Laut der Witwe des ehemaligen honduranischen Botschafters beim Heiligen Stuhl sei der Rücktritt Pinedas abgesprochen gewesen, um dessen Netzwerk am Leben und Maradiaga in Amt und Würden zu halten. Der Kardinal erklärte, von nichts gewußt zu haben. Der Beleg dafür sei, daß Pineda keine weiteren Konsequenzen drohten.

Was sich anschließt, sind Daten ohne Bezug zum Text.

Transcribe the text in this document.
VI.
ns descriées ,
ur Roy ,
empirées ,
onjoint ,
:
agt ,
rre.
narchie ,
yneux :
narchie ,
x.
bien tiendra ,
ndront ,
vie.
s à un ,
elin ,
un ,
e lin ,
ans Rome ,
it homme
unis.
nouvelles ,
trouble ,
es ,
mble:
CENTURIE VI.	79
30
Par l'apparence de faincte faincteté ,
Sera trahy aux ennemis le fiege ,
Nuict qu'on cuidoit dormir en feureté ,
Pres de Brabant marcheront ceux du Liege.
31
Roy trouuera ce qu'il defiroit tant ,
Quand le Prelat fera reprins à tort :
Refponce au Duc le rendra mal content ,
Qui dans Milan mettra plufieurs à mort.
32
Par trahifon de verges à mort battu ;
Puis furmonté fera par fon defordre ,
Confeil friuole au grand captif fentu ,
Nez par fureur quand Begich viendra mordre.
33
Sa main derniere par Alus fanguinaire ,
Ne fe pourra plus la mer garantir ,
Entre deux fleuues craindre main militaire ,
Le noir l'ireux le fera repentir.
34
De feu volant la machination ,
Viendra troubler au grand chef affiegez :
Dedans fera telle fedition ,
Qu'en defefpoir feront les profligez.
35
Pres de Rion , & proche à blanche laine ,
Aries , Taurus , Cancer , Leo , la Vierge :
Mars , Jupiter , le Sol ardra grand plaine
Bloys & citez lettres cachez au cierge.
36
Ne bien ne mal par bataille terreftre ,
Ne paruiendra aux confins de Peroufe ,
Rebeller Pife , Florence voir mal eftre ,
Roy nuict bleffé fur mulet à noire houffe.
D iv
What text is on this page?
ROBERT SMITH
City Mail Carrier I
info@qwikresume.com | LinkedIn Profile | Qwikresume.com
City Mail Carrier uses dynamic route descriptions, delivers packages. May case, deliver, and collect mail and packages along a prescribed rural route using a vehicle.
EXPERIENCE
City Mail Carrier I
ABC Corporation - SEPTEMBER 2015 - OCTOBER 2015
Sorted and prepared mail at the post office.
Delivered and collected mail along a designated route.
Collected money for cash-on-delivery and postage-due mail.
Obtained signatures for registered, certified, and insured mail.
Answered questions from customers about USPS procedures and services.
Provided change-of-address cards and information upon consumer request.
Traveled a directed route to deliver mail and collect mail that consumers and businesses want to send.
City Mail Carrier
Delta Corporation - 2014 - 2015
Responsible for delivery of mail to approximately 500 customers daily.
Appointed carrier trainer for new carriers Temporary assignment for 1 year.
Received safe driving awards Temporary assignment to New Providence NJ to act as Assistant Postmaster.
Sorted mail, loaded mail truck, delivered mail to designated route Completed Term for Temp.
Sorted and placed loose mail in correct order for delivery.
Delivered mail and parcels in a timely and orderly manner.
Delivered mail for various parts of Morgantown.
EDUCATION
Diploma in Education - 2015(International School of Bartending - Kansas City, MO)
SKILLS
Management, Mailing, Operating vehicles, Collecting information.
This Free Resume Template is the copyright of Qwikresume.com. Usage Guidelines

„Rodríguez Maradiaga beging schändliche Mißbräuche, indem er mehrere Priester absetzte, nur weil sie sich nicht den Launen seines geliebten Bischofs Pineda fügten.“
Stattdessen holte er wiederholt zum Rundumschlag gegen seine Kritiker aus und sprach von „fäkalen Netzwerken“. Er verteidigte sich wiederholt durch Verweis auf Papst Franziskus. So sagte er zu von ihm kontrollierten katholischen Medien, der Papst habe sich mit ihm solidarisiert und gesagt: „Ich bin verletzt über all das Böse, das man Ihnen angetan hat. Machen Sie sich keine Sorgen.“
Für Alegria Reichmann ist die Wirklichkeit eine andere: „In dem Interview erzählte Maradiaga eine Reihe von Lügen, Beleidigungen und sogar Verleumdungen gegenüber Dritten, um sich zu rechtfertigen. All dies mit einem Kreuz auf der Brust und in der Rolle des Opfers, und so hat er es geschafft, so viele naive Gläubige zu täuschen.“
Nun gehe er in den Ruhestand, „nachdem er sein Leben damit verbracht hatte, heimlich obskure Taten zu begehen, von denen viele von uns nichts wußten oder nur das wußten, was er uns wissen lassen wollte. Er hat Gutes getan, das läßt sich nicht leugnen, aber jetzt, da ich das Wesen seines Handelns kenne, kann ich sagen, daß das Gute, das er getan hat, vielleicht darauf abzielte, Verdienste für seinen Traum anzuhäufen, Papst zu werden.“ Dieser Traum hat sich allerdings zerschlagen, nicht nur wegen der Skandale, sondern wegen der Langlebigkeit von Papst Franziskus. Am kommenden 29. Dezember vollendet Kardinal Maradiaga sein 80. Lebensjahr und wird aus dem Kreis der Papstwähler ausscheiden.
Nun setze er sich „völlig ungestraft“ zur Ruhe, denn an seiner Seite „bleibt sein wichtigster Freund und Beschützer: Papst Franziskus“.